ロサンゼルス・タイムズの美術評論家クリストファー・ナイトは、JANM の展覧会「グレン・カイノ:アキズ・マーケット」を「魅惑的な夢の劇場」と呼んでいます。このバーチャルリアリティ体験は、カイノの家族の歴史における重要な場所を描いています。それは、アーティストのグレン・アキラ・カイノ自身が経験したことのない場所です。集合的な記憶、夢、芸術、そして歴史の場所です。

グレン・カイノ氏がアキズ・マーケットのオープニングレセプションでスピーチをする。写真はマイク・パルマ氏による。

展示されている仮想の街角の店とアート作品は、祖父母のアキラとサチエ・シライシ、そして彼らが1957年から1970年にかけてロサンゼルス東部のシティテラス地区で経営していた小さな近所の市場にインスピレーションを得たものです。アーティストのカイノ(アキラの孫で同名)が制作したこの展示は、カイノ、彼の家族、そしてコミュニティの物語を通して、第二次世界大戦中の日系アメリカ人の強制収容体験を探ります。

カイノ氏が仮想的に再現した、家族の街角の店を歩いていくと、世代を超えて受け継がれてきた家族の物語、アートワーク、地域の歴史が詰まった、コラージュのような緻密で整然とした空間に突入します。ロサンゼルスで生まれ、カリフォルニア州セリトスで育ったカイノ氏は、幼い頃から創作活動を始めました。

「私と友達は自分たちでおもちゃを作ったり、アクションフィギュアなどを手に入れたりしていましたが、乗り物や舞台装置は買えなかったり、買えなかったりしたので、風景はすべて自分たちで作りました。そして、私が最初にキットバッシュやキットバッシュに出会ったのは、子どもの頃に自分たちでおもちゃを作ったときでした。」

キットバッシングというコンセプト、つまり他のスケールモデルキットのパーツを使って新しいスケールモデルを作るというコンセプトは、やがて彼の芸術活動の中心となる信条となりました。カリフォルニア大学アーバイン校で美術学士号、カリフォルニア大学サンディエゴ校で美術学修士号を取得した後、カイノは政治的で魅力的、そして美しい、挑戦的な問題をテーマとしたアートを制作する小さなスタジオを設立しました。

「私はチャートを持っています。それを『関心の星座』と呼んでいます。それは、ポストコロニアリズム、空間創造、魔法の信仰体系など、私のキャリア全体を通じて実践を推進してきた約18の大規模な調査領域です。私は、カテゴリーに当てはまらない実践を生み出したので、作品が当てはまるカテゴリーは複数あります。しかし、スタジオには一連の北極星と導きの光があり、それが私のキャリアを通じてすべての活動を推進してきたのです」とカイノは語った。

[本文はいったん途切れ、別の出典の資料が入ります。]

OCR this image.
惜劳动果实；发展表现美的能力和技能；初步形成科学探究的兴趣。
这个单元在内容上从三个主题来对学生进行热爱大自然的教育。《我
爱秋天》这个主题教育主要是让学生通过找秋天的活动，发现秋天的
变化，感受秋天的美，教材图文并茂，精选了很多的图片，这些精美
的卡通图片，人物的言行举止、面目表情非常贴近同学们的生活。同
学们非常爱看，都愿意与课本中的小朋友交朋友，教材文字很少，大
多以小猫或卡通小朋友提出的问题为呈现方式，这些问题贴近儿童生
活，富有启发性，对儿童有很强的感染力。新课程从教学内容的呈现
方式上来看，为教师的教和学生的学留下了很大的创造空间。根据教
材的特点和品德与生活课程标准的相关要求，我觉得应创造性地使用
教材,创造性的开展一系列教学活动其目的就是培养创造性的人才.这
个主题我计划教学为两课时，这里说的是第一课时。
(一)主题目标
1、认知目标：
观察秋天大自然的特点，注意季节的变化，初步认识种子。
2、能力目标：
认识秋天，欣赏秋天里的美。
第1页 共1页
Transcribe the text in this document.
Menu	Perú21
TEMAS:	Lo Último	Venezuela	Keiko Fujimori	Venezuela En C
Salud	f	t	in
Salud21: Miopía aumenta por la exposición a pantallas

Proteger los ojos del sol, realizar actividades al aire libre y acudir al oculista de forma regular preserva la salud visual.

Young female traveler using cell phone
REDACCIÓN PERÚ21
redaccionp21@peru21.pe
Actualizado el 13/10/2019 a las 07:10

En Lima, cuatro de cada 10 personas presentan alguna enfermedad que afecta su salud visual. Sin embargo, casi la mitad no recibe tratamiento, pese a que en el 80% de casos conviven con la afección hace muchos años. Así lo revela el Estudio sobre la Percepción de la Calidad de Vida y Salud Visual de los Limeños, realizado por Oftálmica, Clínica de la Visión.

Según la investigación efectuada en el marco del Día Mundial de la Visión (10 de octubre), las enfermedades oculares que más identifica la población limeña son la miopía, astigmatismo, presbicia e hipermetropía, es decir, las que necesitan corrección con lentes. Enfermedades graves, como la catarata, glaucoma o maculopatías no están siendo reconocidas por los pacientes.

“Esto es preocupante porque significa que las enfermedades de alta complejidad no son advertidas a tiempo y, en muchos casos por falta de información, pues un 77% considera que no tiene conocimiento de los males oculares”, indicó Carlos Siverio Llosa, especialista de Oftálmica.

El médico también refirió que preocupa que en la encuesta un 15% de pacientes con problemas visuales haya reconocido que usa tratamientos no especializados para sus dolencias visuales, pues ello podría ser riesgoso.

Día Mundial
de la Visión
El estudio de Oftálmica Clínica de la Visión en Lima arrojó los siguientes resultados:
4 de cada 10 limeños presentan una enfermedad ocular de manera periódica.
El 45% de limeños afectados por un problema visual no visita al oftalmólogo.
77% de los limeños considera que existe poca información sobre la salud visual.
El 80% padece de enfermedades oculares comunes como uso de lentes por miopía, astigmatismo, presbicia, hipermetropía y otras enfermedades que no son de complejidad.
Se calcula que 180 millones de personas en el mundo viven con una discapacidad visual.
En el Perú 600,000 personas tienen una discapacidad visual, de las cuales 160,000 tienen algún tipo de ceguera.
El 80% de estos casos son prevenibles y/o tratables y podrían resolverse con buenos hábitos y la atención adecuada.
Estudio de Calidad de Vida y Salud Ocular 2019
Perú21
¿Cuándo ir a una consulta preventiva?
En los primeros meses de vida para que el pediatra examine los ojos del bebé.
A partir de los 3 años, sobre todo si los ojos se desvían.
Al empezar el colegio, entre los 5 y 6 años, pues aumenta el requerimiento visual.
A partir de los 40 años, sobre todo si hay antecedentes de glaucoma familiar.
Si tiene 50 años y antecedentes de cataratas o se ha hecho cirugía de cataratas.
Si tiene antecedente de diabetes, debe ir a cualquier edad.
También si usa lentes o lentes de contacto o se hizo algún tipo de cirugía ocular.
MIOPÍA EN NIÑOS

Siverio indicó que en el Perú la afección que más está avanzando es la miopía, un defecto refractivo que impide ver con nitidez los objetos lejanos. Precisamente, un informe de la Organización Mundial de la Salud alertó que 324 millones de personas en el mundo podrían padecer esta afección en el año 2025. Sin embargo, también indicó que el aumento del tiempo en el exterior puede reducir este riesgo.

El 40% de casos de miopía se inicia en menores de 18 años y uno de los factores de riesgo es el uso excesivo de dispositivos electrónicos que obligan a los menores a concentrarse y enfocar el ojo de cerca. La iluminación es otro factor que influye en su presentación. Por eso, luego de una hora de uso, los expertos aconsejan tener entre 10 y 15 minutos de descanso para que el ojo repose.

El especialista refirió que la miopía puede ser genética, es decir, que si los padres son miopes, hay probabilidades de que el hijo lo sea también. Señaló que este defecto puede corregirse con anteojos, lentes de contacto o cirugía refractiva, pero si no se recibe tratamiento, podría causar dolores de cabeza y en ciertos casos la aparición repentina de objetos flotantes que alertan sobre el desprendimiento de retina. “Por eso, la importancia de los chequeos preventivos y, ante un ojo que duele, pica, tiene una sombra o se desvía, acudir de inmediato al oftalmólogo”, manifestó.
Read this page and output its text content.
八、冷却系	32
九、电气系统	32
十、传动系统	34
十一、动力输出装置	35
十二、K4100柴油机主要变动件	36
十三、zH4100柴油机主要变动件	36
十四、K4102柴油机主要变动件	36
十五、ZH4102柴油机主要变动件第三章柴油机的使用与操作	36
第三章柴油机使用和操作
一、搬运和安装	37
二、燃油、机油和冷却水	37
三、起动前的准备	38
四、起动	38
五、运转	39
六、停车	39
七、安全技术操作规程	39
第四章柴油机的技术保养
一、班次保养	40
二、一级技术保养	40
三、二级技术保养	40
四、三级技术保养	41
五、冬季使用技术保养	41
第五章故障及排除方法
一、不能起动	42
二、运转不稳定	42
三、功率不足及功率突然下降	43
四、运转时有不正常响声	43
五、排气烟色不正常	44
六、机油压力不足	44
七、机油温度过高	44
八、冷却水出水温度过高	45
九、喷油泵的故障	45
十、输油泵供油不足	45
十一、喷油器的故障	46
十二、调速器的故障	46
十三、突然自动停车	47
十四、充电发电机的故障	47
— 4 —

『Aki's Market』も例外ではありません。彼は祖父母の戦後の努力を調査することで、アメリカの強制移住の慣行と第二次世界大戦中の強制収容による世代を超えたトラウマを検証し、強制収容の遺物に疑問を投げかけています。

グレン・カイノ、Still from The Store 、2023年、VR機器とミクストメディアのインスタレーション、サイズ可変。アーティストとPace Gallery提供。

「両親の行動を通じてそれがどのように受け継がれ、両親の行動が私の行動に微妙な影響を与え、私の行動が子供たちにどのような影響を与えるのか。私だけでなく、コミュニティ全体に影響するのでしょうか?」とカイノは問いかけた。アキズ・マーケットは、その問いに対するひとつの解釈であり答えである。彼はまた、別の問いも提起している。アジア系アメリカ人の男性らしさのポジティブなロールモデルは、人の価値にどのように貢献するのか?

「私にとって手に入らなかったものの一つは、アジア系アメリカ人の男性らしさの良いロールモデルでした。しかし、私の祖父の物語は広く浸透していました…[私の名前の由来となった人物]、そして私が子供の頃から学び、聞いていた人物です」とカイノ氏は語った。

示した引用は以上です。